Why did you call the book The Armageddon Factor?
That title popped into my head when I was researching my Walrus article, and I was more than a little amused when a British book editor recently suggested I had borrowed it from a 1970s science-fiction serial on the BBC — a broadcast of which I was blissfully unaware. For me, the phrase summed up my growing realization that the most militant members of the Christian right — from Christian Zionists to what I call “Christian nationalists” — were all driven by the same profound and pressing conviction that the final days are now at hand. In person and in their writings, they were constantly matching current events with the cataclysmic portents described in the Old Testament prophets and the Book of Revelation, which helps explain their sense of urgency, both about remaking this country as a distinctly Christian nation and supporting an unequivocally militant policy in the Middle East. The most alarming result of that preoccupation is the fact that many aren’t afraid of a nuclear conflagration in the Middle East — indeed, some appear to welcome such a development as the necessary biblical pre-requisite before the Battle of Armageddon and the Second Coming of Christ.
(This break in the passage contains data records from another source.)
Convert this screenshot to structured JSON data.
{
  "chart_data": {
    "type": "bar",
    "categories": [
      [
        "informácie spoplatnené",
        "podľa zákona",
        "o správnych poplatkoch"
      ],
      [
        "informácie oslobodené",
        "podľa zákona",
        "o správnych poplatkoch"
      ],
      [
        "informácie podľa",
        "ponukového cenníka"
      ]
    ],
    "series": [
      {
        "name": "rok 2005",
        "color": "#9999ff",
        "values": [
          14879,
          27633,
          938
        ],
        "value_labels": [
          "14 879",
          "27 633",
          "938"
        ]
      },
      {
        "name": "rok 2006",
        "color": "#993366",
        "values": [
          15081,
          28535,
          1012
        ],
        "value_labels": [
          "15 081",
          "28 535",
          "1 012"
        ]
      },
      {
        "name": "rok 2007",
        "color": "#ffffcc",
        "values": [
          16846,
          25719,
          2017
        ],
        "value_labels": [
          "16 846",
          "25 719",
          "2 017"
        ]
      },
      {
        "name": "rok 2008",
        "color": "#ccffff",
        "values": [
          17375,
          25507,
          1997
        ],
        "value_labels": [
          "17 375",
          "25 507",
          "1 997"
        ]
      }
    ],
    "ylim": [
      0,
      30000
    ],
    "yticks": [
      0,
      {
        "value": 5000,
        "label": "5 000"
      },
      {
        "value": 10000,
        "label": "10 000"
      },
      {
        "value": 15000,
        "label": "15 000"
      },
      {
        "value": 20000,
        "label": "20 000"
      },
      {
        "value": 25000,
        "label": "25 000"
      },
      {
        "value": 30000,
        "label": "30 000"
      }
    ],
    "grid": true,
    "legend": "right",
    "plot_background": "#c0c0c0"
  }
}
On the cover of the book, in very faint type, are the numbers 7, 2 and 8. What is the significance of that?
The numbers refer to Psalm 72, Verse 8, the national motto: “He shall also have dominion from sea to sea, and from the River to the ends of the earth.” For many Christian nationalists, the choice of that motto and the designation of Canada as a dominion was an act of divine intervention — one that showed God had great plans for Canada in the final days of life on earth. The verse is also inscribed on the Peace Tower, where they often gather to pray, and when the Peace Tower clock suddenly stopped on Dominion Day in 2006 at 7:28 a.m. — the exact numbers that correspond with the Psalm — they saw it as yet another act of God, this time warning Canadians that they better repent of their legislative missteps before it’s too late. As it turns out, the book’s graphic designer was so taken with that anecdote that, unbenownst to me, she worked in a subtle reference to it on the cover that I didn’t see until after it was published.